Not mentioned in the acknowledgements at all is the team of people known as "the girls in the attic". They did the work to draw the fantastic map of the North Polar region, joining several photographic plates together into a hand-drawn map. Until good printing of computer graphics was possible, the "girls in the attic" routinely produced contour maps and other technical drawings. Very rarely did they get credit in the acknowledgements. (They did get credited in at least one PhD thesis in the Astrophysics group, by a man who will remain nameless.)
* I'm trying to confirm that this is a version of the Fast Fourier Transform, rather than something similar but distinct. This is still a work in progress.

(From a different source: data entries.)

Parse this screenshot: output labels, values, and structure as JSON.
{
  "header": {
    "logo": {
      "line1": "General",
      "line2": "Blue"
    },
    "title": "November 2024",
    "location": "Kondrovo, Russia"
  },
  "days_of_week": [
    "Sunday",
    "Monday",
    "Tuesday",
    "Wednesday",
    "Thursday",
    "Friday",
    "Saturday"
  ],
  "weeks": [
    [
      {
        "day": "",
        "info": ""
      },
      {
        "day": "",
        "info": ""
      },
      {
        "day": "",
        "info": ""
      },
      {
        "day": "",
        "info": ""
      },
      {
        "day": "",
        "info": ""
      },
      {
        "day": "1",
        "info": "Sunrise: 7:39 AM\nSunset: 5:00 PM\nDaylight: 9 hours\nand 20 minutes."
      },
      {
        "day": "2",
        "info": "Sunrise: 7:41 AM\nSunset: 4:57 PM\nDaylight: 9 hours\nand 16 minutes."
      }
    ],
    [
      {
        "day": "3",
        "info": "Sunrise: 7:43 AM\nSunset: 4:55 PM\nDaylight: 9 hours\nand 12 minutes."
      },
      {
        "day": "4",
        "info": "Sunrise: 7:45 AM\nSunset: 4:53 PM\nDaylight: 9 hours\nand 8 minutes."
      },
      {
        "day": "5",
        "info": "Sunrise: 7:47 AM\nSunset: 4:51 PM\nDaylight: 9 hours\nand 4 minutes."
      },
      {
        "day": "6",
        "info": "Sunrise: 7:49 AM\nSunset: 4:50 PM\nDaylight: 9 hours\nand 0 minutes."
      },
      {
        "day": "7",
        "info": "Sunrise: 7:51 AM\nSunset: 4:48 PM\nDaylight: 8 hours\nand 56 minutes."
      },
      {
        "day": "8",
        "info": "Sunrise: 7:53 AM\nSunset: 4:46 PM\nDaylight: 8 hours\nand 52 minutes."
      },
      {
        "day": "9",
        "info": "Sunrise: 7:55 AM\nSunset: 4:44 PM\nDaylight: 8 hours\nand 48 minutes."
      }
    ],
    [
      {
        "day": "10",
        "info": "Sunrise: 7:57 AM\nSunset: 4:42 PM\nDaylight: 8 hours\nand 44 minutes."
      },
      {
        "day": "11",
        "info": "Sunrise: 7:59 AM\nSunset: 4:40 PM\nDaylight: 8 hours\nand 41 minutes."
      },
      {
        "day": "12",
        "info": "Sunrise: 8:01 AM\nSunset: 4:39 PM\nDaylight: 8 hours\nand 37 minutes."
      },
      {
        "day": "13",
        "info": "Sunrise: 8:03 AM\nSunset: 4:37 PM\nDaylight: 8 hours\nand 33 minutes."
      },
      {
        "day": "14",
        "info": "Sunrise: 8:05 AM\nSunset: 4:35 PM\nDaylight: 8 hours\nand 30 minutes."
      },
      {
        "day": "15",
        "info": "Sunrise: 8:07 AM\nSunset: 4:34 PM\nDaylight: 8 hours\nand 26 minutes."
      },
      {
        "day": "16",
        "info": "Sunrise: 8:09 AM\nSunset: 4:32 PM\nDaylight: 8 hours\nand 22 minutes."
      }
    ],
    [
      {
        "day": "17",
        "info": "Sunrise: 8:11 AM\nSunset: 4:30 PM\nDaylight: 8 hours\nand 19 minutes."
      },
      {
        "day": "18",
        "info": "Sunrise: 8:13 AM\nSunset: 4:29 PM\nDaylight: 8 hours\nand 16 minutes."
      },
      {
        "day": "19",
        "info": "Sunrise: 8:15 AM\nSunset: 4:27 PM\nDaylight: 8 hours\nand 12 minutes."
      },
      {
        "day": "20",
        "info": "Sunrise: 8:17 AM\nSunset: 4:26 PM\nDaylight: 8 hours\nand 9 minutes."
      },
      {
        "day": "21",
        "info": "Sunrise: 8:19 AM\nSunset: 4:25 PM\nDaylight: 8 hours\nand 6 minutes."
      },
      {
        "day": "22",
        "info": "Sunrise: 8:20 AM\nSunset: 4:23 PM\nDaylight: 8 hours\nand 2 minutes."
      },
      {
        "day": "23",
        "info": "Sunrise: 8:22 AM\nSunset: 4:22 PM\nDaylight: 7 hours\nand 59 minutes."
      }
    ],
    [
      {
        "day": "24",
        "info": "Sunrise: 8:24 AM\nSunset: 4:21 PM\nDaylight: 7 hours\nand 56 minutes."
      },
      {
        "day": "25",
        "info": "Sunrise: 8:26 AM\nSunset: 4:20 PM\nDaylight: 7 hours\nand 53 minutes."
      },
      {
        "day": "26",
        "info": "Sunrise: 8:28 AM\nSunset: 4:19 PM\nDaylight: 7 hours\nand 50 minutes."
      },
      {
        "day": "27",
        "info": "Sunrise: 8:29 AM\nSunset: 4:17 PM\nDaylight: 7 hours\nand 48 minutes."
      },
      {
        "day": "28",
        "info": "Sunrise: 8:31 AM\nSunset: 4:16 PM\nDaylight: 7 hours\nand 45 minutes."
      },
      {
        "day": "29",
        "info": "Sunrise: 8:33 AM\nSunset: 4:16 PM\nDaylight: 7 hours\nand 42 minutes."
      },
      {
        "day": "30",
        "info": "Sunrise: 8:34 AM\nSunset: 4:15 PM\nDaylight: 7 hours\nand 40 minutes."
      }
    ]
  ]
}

I have looked at papers primarily from the 1950s to 1970s - by the 1980s, the convention was changing, and Computers and Technical Officers were more likely to have substantial contributions recognised on papers. I have a list on ADS of the early papers from the Astrophysics Group, which I have used as a reference: https://ui.adsabs.harvard.edu/public-libraries/KkZ1AAqVRsakG7N87AKV2A
I am keen to find out more about these women, and the techniques they employed, especially the computing techniques used. I work on the Square Kilometre Array, which will produce huge amounts of data, and memory management is going to be important again. We may be able to reuse some of the insights from the limitations of early computers to improve software for cutting-edge science in the 2020s. As well as the computers, I'm looking at the female research students in the Radio Astronomy group, as women have been working in the field for a long time. We just don't know about most of them.